Freitag, 21. September 2012

Morgen: Marsch für das Leben 2012

Früher hieß der Marsch für das Leben, wenn ich mich recht erinnere, „1000 Kreuze für das Leben“. Eigentlich etwas schade, daß der direkte Bezug auf das Kreuz im Namen aufgegeben wurde, denn ich erinnere mich noch gut, welch ein Quell des Kraftes und des Trostes mir das Kreuz, das ich tragen durfte, mir gerade bei der allerersten Teilnahme an einem solchen Marsch war. Das Kreuz ist wirklich die Fahne, das Banner des Königs, und es ist mir eine Ehre, es tragen zu dürfen.

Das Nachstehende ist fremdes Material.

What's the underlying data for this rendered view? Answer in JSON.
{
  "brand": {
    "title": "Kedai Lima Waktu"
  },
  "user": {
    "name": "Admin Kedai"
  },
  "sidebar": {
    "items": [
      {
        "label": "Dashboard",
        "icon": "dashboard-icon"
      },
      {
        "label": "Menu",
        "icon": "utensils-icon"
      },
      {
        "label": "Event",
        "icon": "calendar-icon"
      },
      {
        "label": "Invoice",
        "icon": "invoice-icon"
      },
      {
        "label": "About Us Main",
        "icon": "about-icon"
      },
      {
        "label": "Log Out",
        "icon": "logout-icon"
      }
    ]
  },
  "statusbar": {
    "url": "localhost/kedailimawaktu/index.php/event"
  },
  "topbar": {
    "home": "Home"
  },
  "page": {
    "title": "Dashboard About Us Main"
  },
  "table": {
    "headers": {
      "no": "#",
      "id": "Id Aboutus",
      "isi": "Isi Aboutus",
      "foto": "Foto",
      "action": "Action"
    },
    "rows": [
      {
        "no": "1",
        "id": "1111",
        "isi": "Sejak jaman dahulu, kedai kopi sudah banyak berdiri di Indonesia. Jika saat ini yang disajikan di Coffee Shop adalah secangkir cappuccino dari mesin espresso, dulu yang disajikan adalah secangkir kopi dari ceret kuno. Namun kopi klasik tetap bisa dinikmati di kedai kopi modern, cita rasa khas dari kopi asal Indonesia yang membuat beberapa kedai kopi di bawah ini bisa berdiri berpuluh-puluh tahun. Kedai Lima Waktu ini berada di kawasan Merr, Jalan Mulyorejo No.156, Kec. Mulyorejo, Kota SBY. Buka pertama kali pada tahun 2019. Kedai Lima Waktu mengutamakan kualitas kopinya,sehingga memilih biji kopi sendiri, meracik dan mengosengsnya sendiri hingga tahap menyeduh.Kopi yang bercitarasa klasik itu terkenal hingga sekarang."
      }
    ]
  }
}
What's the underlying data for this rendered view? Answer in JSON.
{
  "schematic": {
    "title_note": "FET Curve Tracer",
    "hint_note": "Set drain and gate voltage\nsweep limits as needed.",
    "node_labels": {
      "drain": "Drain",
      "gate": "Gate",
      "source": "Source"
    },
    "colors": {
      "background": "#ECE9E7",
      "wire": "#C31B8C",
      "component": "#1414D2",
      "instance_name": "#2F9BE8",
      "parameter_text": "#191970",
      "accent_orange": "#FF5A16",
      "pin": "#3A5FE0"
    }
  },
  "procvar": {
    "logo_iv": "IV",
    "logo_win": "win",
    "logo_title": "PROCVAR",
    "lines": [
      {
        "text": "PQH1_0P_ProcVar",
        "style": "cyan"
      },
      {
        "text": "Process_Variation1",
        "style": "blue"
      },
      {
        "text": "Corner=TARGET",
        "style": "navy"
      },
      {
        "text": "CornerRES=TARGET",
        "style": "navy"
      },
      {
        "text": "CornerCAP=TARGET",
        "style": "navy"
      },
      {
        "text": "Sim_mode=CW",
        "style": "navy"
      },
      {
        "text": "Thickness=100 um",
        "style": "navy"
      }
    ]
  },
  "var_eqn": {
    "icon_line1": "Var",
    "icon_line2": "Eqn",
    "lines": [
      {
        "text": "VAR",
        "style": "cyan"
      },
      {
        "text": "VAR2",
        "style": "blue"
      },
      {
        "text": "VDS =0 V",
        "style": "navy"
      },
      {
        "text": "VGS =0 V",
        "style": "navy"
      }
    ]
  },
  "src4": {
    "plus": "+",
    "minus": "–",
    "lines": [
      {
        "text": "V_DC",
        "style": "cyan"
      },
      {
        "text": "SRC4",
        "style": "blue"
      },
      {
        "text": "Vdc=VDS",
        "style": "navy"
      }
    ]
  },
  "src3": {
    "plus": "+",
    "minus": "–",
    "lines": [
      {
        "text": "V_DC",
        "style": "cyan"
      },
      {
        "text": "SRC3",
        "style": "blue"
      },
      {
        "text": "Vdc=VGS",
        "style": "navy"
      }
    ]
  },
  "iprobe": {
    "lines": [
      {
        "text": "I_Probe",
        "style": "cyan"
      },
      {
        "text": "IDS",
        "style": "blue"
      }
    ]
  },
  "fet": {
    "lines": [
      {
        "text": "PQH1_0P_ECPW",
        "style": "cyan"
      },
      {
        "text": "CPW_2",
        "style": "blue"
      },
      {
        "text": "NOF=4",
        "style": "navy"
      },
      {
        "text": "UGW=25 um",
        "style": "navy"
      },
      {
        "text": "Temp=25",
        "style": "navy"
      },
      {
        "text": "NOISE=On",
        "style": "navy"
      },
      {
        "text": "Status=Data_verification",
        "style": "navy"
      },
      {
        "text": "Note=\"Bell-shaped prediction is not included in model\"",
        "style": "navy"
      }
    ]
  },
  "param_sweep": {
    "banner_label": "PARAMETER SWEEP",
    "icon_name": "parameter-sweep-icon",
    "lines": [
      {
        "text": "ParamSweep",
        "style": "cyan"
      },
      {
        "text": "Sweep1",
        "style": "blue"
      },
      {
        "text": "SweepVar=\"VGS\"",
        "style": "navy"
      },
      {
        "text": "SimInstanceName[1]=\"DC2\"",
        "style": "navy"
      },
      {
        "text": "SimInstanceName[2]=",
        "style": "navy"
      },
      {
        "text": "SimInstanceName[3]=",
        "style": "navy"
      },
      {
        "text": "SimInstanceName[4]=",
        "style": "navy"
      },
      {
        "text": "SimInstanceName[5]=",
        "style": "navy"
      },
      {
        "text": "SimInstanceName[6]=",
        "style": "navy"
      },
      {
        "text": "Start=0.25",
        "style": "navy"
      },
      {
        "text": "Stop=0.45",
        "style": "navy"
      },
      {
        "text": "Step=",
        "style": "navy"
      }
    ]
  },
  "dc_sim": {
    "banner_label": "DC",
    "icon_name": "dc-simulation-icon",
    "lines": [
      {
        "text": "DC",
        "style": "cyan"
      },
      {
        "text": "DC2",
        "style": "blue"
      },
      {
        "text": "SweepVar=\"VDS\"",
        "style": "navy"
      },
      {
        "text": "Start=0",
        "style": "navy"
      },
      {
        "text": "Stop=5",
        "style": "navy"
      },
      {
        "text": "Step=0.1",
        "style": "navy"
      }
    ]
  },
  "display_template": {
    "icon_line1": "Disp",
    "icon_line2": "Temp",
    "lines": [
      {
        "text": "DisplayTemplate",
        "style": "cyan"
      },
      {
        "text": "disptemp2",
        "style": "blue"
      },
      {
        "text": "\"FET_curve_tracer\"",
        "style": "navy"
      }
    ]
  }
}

Morgen ist es wieder soweit − wir tragen das Kreuz Christi auf dem Marsch für das Leben mit uns. Mitblogger Josef Bordat hat uns dazu von unterwegs in Südamerika sogar ein Grußwort geschrieben und hofft auf einen friedlichen Verlauf. Bei feierlichen Einzügen in der Liturgie oder bei Prozessionen hört man vorher noch ein „Procedamus in pace“, wenn sich der Zug in Bewegung setzt, darauf hoffen wir morgen auch. Es ist eine Demonstration, aber eine Demonstration für das Leben und den Wert des geschaffenen Lebens. − Wer noch Sachen packen kann, packt vielleicht eine Regenhaut mit ein (es soll vielleicht Regen geben), und später am Abend ist in St. Bonifatius noch Nightfever.

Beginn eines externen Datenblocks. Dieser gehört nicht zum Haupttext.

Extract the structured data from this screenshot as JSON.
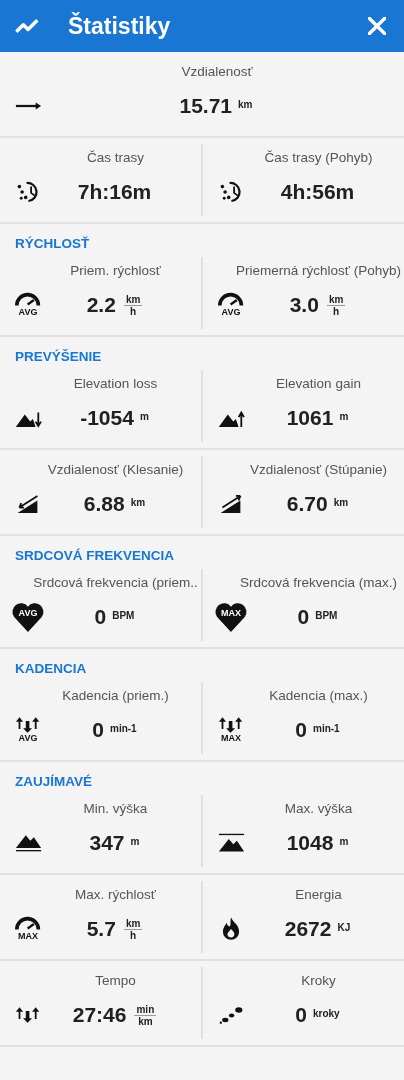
{
  "header": {
    "title": "Štatistiky"
  },
  "sections": [
    {
      "rows": [
        [
          {
            "label": "Vzdialenosť",
            "value": "15.71",
            "unit": "km"
          }
        ],
        [
          {
            "label": "Čas trasy",
            "value": "7h:16m"
          },
          {
            "label": "Čas trasy (Pohyb)",
            "value": "4h:56m"
          }
        ]
      ]
    },
    {
      "title": "RÝCHLOSŤ",
      "rows": [
        [
          {
            "label": "Priem. rýchlosť",
            "value": "2.2",
            "unit": {
              "top": "km",
              "bottom": "h"
            },
            "icon_badge": "AVG"
          },
          {
            "label": "Priemerná rýchlosť (Pohyb)",
            "value": "3.0",
            "unit": {
              "top": "km",
              "bottom": "h"
            },
            "icon_badge": "AVG"
          }
        ]
      ]
    },
    {
      "title": "PREVÝŠENIE",
      "rows": [
        [
          {
            "label": "Elevation loss",
            "value": "-1054",
            "unit": "m"
          },
          {
            "label": "Elevation gain",
            "value": "1061",
            "unit": "m"
          }
        ],
        [
          {
            "label": "Vzdialenosť (Klesanie)",
            "value": "6.88",
            "unit": "km"
          },
          {
            "label": "Vzdialenosť (Stúpanie)",
            "value": "6.70",
            "unit": "km"
          }
        ]
      ]
    },
    {
      "title": "SRDCOVÁ FREKVENCIA",
      "rows": [
        [
          {
            "label": "Srdcová frekvencia (priem..",
            "value": "0",
            "unit": "BPM",
            "icon_badge": "AVG"
          },
          {
            "label": "Srdcová frekvencia (max.)",
            "value": "0",
            "unit": "BPM",
            "icon_badge": "MAX"
          }
        ]
      ]
    },
    {
      "title": "KADENCIA",
      "rows": [
        [
          {
            "label": "Kadencia (priem.)",
            "value": "0",
            "unit": "min-1",
            "icon_badge": "AVG"
          },
          {
            "label": "Kadencia (max.)",
            "value": "0",
            "unit": "min-1",
            "icon_badge": "MAX"
          }
        ]
      ]
    },
    {
      "title": "ZAUJÍMAVÉ",
      "rows": [
        [
          {
            "label": "Min. výška",
            "value": "347",
            "unit": "m"
          },
          {
            "label": "Max. výška",
            "value": "1048",
            "unit": "m"
          }
        ],
        [
          {
            "label": "Max. rýchlosť",
            "value": "5.7",
            "unit": {
              "top": "km",
              "bottom": "h"
            },
            "icon_badge": "MAX"
          },
          {
            "label": "Energia",
            "value": "2672",
            "unit": "KJ"
          }
        ],
        [
          {
            "label": "Tempo",
            "value": "27:46",
            "unit": {
              "top": "min",
              "bottom": "km"
            }
          },
          {
            "label": "Kroky",
            "value": "0",
            "unit": "kroky"
          }
        ]
      ]
    }
  ]
}
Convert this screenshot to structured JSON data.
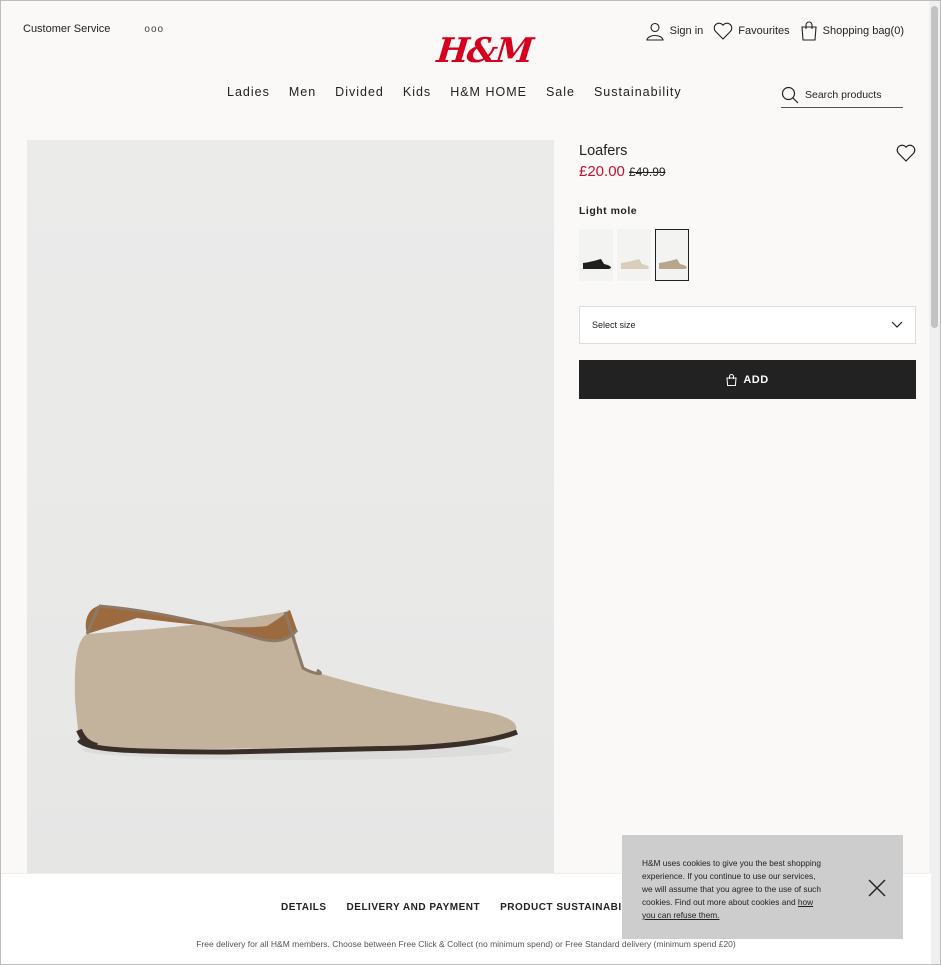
{
  "header": {
    "customer_service": "Customer Service",
    "more": "ooo",
    "logo": "H&M",
    "sign_in": "Sign in",
    "favourites": "Favourites",
    "shopping_bag": "Shopping bag(0)"
  },
  "nav": {
    "items": [
      "Ladies",
      "Men",
      "Divided",
      "Kids",
      "H&M HOME",
      "Sale",
      "Sustainability"
    ],
    "search_placeholder": "Search products"
  },
  "product": {
    "name": "Loafers",
    "price_now": "£20.00",
    "price_was": "£49.99",
    "color_label": "Light mole",
    "swatches": [
      {
        "icon": "black-loafer-thumb",
        "color": "#1e1e1e"
      },
      {
        "icon": "beige-loafer-thumb",
        "color": "#d9cdbb"
      },
      {
        "icon": "mole-loafer-thumb",
        "color": "#b8a58c",
        "selected": true
      }
    ],
    "size_select": "Select size",
    "add_button": "ADD",
    "shoe_color": "#c4b39c"
  },
  "footer": {
    "tabs": [
      "DETAILS",
      "DELIVERY AND PAYMENT",
      "PRODUCT SUSTAINABILITY"
    ],
    "delivery_note": "Free delivery for all H&M members. Choose between Free Click & Collect (no minimum spend) or Free Standard delivery (minimum spend £20)"
  },
  "cookie": {
    "text": "H&M uses cookies to give you the best shopping experience. If you continue to use our services, we will assume that you agree to the use of such cookies. Find out more about cookies and",
    "link": "how you can refuse them."
  },
  "colors": {
    "brand_red": "#d6001c",
    "price_red": "#c8102e",
    "add_button_bg": "#222222"
  }
}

Daß man den Marsch „von innen“ ganz anders wahrnehmen kann als „von außen“ (das heißt, mit der Kamera draufgesehen), ist mir in vergangenen Jahren immer wieder aufgefallen. Manchem mag vielleicht angesichts der Gegendemonstranten der Gedanke tröstlich sein, daß das nichts Neues unter der Sonne ist: Jesus Christus selbst wurde beschimpft, mit Steinen beworfen, geschlagen und angespuckt − warum sollte es dem Jünger anders gehen als dem Meister? Wenn ihr wegen des Namens Christi beschimpft werdet, seid ihr seligzupreisen; denn der Geist der Herrlichkeit, der Geist Gottes, ruht auf euch.